Sieht ein Gewinnabführungsvertrag mit einer GmbH als Organgesellschaft die Möglichkeit des Verlustausgleichs durch Auflösung vororganschaftlicher Rücklagen vor, verstößt dies gegen § 17 Abs. 1 Satz 2 Nr. 2 KStG i.V.m. § 302 Abs. 1 AktG.

in dem hier vom Bundesfinanzhof entschiedenen Fall war die Muttergesellschaft, eine GmbH, seit Juni 2016 alleinige Gesellschafterin der Tochtergesellschaft, ebenfalls eine GmbH. Zur Errichtung einer körperschaftsteuerrechtlichen Organschaft i.S. des § 14 KStG schlossen die Tochtergesellschaft und die Muttergesellschaft am 02.06.2016 einen EAV, der am 20.06.2016 in das Handelsregister eingetragen wurde. Nach § 3 Abs. 1 des EAV verpflichtete sich die Tochtergesellschaft zur Abführung ihres ganzen Gewinns an die Muttergesellschaft. § 3 Abs. 2 Satz 2 des Beherrschungs- und Ergebnisabführungsvertrag (EAV) sah vor, dass freie Rücklagen, die während der Dauer des Vertrags nach § 272 Abs. 3 HGB und § 272 Abs. 2 Nr. 4 HGB gebildet werden, auf Verlangen der Muttergesellschaft aufzulösen und zum Ausgleich eines Jahresfehlbetrags zu verwenden oder als Gewinn abzuführen sind.
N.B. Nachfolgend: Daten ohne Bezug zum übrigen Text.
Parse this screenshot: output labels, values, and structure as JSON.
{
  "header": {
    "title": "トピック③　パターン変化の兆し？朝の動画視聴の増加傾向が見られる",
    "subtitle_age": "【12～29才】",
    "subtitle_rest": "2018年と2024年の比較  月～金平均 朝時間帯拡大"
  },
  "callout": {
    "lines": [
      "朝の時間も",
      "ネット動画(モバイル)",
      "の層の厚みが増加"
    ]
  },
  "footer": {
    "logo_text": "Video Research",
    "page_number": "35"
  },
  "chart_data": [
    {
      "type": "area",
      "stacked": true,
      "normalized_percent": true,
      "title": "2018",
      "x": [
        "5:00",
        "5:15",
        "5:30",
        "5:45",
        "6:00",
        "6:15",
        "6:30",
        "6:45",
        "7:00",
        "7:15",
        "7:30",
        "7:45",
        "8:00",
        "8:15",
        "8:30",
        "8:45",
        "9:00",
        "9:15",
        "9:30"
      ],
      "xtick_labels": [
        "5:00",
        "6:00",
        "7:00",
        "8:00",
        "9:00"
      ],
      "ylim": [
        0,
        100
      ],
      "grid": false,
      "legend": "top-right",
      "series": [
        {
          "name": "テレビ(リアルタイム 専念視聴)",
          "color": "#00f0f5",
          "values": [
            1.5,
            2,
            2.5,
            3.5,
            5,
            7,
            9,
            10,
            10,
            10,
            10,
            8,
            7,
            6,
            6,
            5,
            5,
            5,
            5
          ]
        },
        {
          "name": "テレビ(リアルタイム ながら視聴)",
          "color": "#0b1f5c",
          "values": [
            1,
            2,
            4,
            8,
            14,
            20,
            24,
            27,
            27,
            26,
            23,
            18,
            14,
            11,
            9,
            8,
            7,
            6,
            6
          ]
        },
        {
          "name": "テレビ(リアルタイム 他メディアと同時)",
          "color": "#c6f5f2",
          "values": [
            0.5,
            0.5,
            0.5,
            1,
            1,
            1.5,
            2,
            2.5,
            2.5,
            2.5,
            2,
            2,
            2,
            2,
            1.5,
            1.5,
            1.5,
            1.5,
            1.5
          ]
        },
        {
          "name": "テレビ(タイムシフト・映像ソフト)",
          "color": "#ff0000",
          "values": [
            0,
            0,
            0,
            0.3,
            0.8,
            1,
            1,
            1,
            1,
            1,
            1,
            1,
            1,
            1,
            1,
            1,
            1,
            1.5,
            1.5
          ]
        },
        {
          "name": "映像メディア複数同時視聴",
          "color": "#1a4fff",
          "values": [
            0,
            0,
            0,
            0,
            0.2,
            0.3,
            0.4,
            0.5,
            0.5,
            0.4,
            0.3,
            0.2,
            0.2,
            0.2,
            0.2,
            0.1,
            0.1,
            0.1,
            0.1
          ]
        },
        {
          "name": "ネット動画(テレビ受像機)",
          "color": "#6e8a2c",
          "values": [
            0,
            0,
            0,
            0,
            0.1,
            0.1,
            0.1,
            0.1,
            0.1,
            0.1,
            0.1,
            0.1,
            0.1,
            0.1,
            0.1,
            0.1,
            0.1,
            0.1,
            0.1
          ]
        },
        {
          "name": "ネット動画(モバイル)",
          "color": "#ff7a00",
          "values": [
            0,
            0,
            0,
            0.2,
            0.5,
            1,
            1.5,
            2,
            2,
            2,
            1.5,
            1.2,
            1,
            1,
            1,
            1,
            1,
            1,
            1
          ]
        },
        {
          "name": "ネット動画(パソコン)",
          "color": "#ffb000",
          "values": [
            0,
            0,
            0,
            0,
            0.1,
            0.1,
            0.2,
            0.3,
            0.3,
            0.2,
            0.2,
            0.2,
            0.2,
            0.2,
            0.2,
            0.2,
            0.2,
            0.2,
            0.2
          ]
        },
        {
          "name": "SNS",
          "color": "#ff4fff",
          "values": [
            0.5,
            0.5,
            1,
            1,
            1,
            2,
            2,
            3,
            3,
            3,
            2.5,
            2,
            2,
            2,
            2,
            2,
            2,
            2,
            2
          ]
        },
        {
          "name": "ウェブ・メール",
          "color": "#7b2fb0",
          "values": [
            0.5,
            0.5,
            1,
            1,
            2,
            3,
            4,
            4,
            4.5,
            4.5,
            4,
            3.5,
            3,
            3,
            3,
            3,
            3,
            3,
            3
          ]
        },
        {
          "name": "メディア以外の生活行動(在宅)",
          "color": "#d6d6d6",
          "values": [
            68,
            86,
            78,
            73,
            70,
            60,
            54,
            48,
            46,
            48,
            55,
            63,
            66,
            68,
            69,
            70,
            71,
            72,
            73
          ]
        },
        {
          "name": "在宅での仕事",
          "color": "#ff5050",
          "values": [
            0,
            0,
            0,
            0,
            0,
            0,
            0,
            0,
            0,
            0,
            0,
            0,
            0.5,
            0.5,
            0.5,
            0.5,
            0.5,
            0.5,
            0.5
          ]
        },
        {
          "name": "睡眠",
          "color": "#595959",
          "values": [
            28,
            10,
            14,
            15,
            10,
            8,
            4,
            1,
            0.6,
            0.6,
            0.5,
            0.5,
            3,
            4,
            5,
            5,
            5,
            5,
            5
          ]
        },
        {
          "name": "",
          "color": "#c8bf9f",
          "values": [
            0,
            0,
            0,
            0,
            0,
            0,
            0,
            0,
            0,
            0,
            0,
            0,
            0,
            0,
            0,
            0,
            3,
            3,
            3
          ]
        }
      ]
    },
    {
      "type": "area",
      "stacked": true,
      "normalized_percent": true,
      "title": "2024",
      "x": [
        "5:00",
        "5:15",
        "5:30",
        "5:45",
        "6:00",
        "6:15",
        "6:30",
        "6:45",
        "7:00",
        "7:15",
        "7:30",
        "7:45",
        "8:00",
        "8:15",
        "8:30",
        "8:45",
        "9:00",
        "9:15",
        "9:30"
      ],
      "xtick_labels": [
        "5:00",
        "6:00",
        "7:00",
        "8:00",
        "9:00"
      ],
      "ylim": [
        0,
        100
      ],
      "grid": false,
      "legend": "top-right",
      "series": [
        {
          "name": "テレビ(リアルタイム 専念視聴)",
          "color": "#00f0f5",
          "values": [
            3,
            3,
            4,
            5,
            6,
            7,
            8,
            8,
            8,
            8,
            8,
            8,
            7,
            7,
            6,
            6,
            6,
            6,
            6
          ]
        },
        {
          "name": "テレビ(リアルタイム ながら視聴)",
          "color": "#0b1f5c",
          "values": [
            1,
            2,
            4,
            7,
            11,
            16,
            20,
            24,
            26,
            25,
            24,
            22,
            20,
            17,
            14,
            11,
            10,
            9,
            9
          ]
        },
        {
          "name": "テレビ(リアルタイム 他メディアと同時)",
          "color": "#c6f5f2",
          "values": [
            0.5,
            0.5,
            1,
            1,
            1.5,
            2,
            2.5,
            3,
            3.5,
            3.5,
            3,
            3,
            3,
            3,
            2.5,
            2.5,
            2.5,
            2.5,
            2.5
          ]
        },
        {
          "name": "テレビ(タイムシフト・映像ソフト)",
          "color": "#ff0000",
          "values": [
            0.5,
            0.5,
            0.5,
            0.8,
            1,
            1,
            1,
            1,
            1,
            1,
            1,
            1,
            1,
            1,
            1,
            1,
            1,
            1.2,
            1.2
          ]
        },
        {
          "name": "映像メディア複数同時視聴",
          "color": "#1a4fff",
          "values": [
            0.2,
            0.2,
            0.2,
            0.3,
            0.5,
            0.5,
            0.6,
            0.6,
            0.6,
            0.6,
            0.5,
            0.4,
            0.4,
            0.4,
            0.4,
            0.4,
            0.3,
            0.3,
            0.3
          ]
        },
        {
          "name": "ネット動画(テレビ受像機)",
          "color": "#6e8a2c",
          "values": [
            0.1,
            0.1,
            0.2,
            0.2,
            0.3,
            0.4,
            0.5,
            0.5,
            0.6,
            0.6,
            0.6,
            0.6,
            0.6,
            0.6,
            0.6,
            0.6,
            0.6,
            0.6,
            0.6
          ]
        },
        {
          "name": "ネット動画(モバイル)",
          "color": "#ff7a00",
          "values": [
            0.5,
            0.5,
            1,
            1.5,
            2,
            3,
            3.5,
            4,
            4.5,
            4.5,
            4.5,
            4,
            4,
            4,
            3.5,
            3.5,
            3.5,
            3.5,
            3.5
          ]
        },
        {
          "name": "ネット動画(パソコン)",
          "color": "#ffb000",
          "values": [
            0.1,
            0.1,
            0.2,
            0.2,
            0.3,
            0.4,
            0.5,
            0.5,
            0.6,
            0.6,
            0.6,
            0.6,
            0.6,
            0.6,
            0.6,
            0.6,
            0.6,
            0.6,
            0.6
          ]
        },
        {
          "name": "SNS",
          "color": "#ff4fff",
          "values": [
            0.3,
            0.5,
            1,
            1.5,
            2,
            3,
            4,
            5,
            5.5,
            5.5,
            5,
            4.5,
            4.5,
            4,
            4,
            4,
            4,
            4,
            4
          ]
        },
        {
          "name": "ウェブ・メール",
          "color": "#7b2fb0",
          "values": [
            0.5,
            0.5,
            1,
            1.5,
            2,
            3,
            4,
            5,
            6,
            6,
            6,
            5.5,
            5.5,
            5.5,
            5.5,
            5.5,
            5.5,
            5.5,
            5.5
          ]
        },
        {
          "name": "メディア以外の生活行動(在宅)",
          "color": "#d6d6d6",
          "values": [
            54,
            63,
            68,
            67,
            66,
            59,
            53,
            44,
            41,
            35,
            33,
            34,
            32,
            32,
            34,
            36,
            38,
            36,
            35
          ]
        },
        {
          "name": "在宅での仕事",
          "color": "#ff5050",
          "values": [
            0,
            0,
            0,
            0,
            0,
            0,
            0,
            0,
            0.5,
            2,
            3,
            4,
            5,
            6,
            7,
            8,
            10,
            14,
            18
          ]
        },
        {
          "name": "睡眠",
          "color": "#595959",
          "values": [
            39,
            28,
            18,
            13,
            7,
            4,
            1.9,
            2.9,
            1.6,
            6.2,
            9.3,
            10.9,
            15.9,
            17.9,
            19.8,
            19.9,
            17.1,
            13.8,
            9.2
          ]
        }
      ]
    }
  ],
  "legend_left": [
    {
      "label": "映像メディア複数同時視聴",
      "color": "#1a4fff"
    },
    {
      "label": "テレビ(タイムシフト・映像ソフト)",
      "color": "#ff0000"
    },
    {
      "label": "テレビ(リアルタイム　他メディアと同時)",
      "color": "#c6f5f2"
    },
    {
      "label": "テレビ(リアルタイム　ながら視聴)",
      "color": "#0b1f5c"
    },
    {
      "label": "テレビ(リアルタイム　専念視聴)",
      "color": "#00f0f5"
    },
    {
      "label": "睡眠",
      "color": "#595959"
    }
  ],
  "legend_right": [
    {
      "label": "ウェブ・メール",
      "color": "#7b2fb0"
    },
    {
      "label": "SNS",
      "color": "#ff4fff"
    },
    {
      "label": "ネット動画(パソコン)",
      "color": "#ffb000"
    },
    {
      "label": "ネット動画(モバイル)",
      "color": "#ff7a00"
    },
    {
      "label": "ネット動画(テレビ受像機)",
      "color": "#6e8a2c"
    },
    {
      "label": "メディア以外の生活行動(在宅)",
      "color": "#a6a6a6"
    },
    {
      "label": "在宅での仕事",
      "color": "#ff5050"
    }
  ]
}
Nach § 3 Abs. 2 Satz 3 des EAV betraf dies auch die Auflösung von Gewinnrücklagen und von Kapitalrücklagen i.S. des § 272 Abs. 3 HGB und des § 272 Abs. 2 Nr. 4 HGB, die vor Abschluss des EAV gebildet worden sind. § 3 Abs. 3 des EAV regelte, dass die Muttergesellschaft gegenüber der Tochtergesellschaft in entsprechender Anwendung des § 302 AktG in seiner jeweils gültigen Fassung zum vollen Verlustausgleich verpflichtet war.
Das Finanzamt lehnte die gesonderte und einheitliche Feststellung des dem Organträger zuzurechnenden Einkommens der Organgesellschaft und damit zusammenhängender anderer Besteuerungsgrundlagen gemäß § 14 Abs. 5 KStG ab. Das erstinstanzlich hiermit befasste Finanzgericht Münster wies die hiergegen gerichtete Sprungklage als unbegründet ab1. Zwar entspreche § 3 Abs. 3 des EAV bei isolierter Betrachtung den Anforderungen des § 17 Abs. 1 Satz 2 Nr. 2 KStG, der die Vereinbarung einer Verlustübernahme durch Verweis auf § 302 AktG in seiner jeweils gültigen Fassung vorsehe. Bei einer Zusammenschau mit § 3 Abs. 2 Satz 2 und 3 des EAV, die nicht hinter den pauschalen Verweis in § 3 Abs. 3 des EAV zurücktreten, entspreche die Verlustübernahme jedoch nicht den Maßgaben des § 302 Abs. 1 AktG. Zum einen gestatte § 3 Abs. 2 Satz 2 und 3 des EAV nicht nur die Auflösung von Gewinnrücklagen, sondern durch den Verweis auf § 272 Abs. 2 Nr. 4 HGB auch die Auflösung von Kapitalrücklagen. Zum anderen erlaube § 3 Abs. 2 Satz 3 des EAV die unbeschränkte Auflösung vororganschaftlicher Rücklagen. Dies sei -insbesondere wegen der Besonderheiten korporationsrechtlicher Vereinbarungen- weder als Redaktionsversehen noch als „falsa demonstratio“ anzusehen. Auch die salvatorische Klausel des EAV führe zu keinem anderen Ergebnis.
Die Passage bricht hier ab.